Chief Fletcher stirs against prison industrial complex

Fred Fletcher, Chattanooga police chief, joins with other top cops and prosecutors and opposing penal industrial system and its statutory feeder mechanism. (Photo Twitter)

Fred Fletcher, Chattanooga police chief, joins with other top cops and prosecutors ind opposing penal industrial system and its statutory feeder mechanism, of which he is a vital part. (Photo Chattanooga Police Department on Twitter)

By David Tulis

Chattanooga police chief Fred Fletcher has joined a group of prosecutors and police bosses to urge an end to a law enforcement status quo that fills prisons and embitters the people against the state.

“Most people believe more punishment means less crime,” the group says. “The more criminals we lock up, the safer we are. But as police officers, we know firsthand that relying on jail and prison time is not enough.”
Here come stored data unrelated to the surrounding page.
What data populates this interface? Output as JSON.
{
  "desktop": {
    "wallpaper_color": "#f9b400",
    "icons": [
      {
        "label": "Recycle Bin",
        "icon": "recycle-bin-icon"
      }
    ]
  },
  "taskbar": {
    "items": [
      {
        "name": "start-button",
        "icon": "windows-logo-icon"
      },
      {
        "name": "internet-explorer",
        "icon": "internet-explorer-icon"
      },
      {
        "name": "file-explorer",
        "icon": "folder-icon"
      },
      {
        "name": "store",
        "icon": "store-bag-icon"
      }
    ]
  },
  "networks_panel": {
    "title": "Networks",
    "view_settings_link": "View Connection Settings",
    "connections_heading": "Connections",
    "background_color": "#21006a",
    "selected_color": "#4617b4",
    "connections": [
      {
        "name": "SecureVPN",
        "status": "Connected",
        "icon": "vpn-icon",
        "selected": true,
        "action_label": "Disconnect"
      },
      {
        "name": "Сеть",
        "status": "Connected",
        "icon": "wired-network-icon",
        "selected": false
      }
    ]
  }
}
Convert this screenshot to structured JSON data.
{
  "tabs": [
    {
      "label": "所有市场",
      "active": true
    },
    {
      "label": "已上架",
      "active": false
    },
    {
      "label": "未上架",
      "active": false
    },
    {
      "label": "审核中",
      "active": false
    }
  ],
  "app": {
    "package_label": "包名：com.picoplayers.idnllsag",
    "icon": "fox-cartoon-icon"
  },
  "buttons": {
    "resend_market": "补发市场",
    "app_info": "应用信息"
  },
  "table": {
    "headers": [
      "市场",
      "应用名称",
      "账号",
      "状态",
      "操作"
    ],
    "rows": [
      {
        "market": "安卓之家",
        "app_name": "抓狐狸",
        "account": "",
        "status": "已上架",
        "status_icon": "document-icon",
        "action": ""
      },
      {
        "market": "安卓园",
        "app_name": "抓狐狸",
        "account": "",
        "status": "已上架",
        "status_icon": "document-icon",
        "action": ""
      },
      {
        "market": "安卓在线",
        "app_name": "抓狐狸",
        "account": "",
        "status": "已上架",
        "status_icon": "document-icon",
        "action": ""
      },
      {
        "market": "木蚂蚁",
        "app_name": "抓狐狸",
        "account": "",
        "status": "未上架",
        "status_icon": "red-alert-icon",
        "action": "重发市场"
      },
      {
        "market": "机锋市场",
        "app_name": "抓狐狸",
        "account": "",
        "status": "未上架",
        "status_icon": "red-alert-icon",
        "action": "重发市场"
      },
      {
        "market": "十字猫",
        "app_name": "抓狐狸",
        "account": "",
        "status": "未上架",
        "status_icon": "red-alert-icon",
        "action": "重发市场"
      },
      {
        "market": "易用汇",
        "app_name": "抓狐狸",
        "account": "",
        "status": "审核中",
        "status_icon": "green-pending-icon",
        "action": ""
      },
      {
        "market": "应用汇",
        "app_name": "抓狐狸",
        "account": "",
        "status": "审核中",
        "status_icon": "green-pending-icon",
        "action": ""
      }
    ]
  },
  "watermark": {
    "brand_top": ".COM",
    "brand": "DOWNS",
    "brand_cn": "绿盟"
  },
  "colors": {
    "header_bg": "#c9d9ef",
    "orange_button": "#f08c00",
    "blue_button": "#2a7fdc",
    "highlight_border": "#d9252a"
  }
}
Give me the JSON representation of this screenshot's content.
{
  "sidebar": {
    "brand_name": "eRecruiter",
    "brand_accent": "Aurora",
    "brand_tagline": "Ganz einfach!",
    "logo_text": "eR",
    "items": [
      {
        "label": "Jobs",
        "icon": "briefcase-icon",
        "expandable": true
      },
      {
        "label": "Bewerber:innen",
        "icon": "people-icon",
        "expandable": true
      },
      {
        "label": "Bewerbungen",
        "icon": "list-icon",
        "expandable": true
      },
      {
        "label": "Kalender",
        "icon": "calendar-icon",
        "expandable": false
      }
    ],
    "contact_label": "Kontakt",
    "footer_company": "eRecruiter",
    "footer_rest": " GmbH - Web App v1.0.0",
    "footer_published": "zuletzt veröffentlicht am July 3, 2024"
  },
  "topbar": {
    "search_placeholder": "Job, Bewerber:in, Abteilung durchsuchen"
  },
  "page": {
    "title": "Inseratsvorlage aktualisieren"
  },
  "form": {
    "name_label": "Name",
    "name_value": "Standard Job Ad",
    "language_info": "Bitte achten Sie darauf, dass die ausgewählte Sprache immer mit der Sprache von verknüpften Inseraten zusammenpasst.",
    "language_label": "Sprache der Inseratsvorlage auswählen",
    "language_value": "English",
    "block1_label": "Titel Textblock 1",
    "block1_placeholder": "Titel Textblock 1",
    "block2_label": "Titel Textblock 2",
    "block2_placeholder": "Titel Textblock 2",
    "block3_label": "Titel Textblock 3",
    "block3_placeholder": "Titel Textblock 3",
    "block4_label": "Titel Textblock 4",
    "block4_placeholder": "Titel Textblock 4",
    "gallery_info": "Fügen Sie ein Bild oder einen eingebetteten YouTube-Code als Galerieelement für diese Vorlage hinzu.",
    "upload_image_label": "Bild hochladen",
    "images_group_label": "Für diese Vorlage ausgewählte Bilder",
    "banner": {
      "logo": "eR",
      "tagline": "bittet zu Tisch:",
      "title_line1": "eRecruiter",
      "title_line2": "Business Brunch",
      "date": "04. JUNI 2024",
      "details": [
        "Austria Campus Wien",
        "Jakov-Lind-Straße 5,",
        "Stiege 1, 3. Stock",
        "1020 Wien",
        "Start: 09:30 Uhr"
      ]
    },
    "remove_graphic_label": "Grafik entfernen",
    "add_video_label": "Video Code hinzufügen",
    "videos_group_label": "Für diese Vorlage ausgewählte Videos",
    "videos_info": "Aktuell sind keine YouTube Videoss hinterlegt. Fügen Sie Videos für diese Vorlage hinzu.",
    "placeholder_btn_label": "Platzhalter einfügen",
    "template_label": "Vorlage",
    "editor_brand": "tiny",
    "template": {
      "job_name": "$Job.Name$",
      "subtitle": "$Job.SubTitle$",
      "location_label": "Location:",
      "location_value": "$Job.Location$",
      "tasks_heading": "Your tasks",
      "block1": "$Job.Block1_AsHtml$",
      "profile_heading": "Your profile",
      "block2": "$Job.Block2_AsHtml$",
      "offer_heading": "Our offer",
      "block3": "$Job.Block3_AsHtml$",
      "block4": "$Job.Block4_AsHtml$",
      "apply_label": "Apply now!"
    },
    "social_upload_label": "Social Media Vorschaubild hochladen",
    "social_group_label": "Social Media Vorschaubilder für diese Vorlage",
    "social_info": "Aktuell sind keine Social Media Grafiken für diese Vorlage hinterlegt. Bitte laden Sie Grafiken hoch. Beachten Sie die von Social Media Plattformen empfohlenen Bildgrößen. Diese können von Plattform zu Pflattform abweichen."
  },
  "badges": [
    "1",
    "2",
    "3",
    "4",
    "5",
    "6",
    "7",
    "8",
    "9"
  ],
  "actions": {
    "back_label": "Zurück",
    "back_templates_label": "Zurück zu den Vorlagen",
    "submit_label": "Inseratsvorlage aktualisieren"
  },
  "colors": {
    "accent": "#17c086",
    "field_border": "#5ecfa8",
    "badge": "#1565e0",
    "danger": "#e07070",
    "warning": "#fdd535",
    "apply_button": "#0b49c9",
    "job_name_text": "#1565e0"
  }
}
The group Law Enforcement Leaders to Reduce Crime and Incarceration wants to “reduce unnecessary incarceration” and to “replace ineffective policies with new solutions that both reduce crime and incarceration.”

“Research shows that imprisoning people at today’s levels has little measurable crime control benefit. In fact, jail and prison can kick-start a

cycle of incarceration that turns first-time offenders into repeat offenders. Incarceration turns people’s lives upside down, hurts the communities they belong to, and costs taxpayers an astonishing $80 billion per year — all while doing little to reduce crime.”

Police and prosecutors are in something of a bind. While they have prosecutorial discretion, that has limits in face of the myriad laws passed by state and federal legislatures. But Mr. Fletcher and the others want laws to be reigned in “to more balanced and fair levels.”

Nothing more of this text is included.